Dynamite Entertainments will continue the adventures of Agent 007 in graphic novel form by adapting Ian Fleming’s second Bond novel, Live and Let Die, with a publication date for this fall. Live and Let Die follows the successful Casino Royale release and agent 007 as he traces stolen pirate treasure from the smoky jazz clubs of Harlem all the way to the formidable shores of Jamaica. Writer Van Jensen returns for this entry following his critically acclaimed Casino Royale graphic novel with Dennis Calero, while Kewber Baal has been enlisted to provide art.
In more bucket-list items to consider for your travel plans this summer, if you find yourself in the rural Eifel area of Germany, check out the "Kriminalhaus" (House of Crime) in the small village of Hillesheim, near the famous racetrack Nuerburgring. Inside this old house there is a bookstore, a German crime fiction archive with over thirty thousand books, and the Cafe Sherlock decorated with memorabilia of Poirot, Mrs. Marple, Sherlock Holmes, Edgar Wallace, Alfred Hitchcock, and others. For more info and photos, click on over here.
In more travel things to do this summer, the Asiatic Library in Mumbai, one of the oldest literary societies of India, has been hosting "Night at the Library," a series of immersive experiences that will include readings, discussions, quizzes, and cosplay. On July 20, the subject will be Agatha Christie, with a torchlit tour of the library (which is also home to some priceless titles, like one of the only two original manuscripts of Dante’s Divine Comedy) and other events themed around Dame Agatha.

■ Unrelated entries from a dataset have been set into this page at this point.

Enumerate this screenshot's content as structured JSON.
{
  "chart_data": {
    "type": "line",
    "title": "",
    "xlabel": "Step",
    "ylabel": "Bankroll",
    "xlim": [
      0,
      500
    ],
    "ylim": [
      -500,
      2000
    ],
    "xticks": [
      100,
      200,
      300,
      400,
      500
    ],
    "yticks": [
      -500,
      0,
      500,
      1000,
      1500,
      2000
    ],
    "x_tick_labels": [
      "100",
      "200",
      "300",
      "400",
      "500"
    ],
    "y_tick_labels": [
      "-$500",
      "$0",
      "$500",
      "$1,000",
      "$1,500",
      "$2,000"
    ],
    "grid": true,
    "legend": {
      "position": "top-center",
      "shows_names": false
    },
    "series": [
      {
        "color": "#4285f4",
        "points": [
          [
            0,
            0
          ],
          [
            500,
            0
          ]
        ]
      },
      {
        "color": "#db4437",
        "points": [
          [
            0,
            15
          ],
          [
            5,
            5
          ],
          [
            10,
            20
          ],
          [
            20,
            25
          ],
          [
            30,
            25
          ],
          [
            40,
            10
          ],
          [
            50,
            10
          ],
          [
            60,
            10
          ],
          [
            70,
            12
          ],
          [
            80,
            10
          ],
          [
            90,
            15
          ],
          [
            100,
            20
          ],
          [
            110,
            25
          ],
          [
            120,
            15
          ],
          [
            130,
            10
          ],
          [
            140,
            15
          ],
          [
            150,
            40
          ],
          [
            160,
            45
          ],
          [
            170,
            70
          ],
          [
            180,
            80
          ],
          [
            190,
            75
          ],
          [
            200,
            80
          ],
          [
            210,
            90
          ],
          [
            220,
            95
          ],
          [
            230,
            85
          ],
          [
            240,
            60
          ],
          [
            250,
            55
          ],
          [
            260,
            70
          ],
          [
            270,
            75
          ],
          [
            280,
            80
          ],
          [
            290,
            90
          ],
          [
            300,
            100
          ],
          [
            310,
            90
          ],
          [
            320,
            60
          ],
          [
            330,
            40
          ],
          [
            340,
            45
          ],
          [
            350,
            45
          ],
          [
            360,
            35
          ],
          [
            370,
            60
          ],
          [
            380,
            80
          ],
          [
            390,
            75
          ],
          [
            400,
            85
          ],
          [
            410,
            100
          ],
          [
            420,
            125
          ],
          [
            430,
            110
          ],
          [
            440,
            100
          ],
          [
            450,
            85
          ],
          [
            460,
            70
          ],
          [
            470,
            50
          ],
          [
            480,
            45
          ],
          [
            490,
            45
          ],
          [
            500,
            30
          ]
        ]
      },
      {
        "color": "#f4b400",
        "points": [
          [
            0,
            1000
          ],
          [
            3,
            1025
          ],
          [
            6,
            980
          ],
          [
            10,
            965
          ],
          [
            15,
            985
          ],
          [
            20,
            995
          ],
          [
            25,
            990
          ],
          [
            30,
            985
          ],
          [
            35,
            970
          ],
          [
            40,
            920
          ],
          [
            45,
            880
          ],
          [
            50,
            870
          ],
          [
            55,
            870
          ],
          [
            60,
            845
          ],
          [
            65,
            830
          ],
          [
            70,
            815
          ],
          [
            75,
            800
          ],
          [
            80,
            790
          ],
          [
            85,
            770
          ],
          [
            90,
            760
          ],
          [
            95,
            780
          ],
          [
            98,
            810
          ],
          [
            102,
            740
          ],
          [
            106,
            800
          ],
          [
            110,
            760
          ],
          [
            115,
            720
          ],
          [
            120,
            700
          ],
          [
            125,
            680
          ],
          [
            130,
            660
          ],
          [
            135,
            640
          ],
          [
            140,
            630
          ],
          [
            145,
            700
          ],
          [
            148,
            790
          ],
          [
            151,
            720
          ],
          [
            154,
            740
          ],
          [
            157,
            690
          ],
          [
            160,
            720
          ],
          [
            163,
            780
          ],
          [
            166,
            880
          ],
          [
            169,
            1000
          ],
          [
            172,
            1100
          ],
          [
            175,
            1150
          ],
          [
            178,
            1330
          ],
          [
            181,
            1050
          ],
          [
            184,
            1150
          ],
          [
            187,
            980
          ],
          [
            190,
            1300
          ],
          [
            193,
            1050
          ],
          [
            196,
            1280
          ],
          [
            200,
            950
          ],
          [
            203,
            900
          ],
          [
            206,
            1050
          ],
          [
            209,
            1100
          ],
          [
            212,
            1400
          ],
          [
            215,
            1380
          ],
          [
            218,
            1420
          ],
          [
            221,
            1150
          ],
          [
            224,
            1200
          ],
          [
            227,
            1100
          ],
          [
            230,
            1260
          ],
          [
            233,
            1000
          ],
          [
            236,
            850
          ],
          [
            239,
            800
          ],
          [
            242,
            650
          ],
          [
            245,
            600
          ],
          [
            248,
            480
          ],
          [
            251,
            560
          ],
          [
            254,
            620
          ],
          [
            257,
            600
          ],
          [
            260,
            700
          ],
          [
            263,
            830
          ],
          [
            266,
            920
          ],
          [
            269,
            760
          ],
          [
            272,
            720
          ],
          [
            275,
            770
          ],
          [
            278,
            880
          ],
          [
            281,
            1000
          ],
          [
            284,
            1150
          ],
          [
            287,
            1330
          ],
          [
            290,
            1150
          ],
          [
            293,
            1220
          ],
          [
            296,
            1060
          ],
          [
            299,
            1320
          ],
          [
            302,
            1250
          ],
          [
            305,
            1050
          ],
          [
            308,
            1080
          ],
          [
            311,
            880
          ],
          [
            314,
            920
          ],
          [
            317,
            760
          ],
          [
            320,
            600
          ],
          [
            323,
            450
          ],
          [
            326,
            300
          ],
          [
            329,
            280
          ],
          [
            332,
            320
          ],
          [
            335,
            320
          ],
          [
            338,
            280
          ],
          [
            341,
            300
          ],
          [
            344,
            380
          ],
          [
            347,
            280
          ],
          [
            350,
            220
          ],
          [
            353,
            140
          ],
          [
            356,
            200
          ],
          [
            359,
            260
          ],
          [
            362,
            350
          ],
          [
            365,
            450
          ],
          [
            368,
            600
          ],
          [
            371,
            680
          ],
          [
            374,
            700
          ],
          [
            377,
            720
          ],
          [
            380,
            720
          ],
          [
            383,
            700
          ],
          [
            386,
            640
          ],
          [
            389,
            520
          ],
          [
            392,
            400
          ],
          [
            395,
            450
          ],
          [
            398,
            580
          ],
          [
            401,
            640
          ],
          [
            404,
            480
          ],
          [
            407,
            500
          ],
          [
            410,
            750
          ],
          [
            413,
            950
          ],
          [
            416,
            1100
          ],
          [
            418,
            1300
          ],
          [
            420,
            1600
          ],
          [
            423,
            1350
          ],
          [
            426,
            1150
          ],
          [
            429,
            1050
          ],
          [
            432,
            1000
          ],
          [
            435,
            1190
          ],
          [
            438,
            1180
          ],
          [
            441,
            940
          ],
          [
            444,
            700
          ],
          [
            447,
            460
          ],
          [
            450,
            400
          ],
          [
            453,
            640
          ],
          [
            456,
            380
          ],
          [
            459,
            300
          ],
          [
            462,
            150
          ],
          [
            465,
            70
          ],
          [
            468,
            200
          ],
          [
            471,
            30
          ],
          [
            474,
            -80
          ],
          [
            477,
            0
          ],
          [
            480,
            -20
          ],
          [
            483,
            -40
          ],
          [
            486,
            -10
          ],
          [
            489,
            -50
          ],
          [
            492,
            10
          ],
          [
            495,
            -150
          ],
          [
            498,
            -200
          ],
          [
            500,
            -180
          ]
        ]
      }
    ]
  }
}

This week's crime poem at the 5-2 is "Scenes From an Ongoing Moment" by Ken Meisel.
In the Q&A roundup, The Guardian spoke with Adrian McKinty about his life-changing phone call that set him on the road to literary success after almost quitting writing altogether; Norwegian crime writer Jo Nesbo tells the Irish Times why "The details of a murder don’t really disturb me"; and Michael Connelly chatted with The Bronzeville Bee about his Harry Bosch series and his past as a crime beat reporter.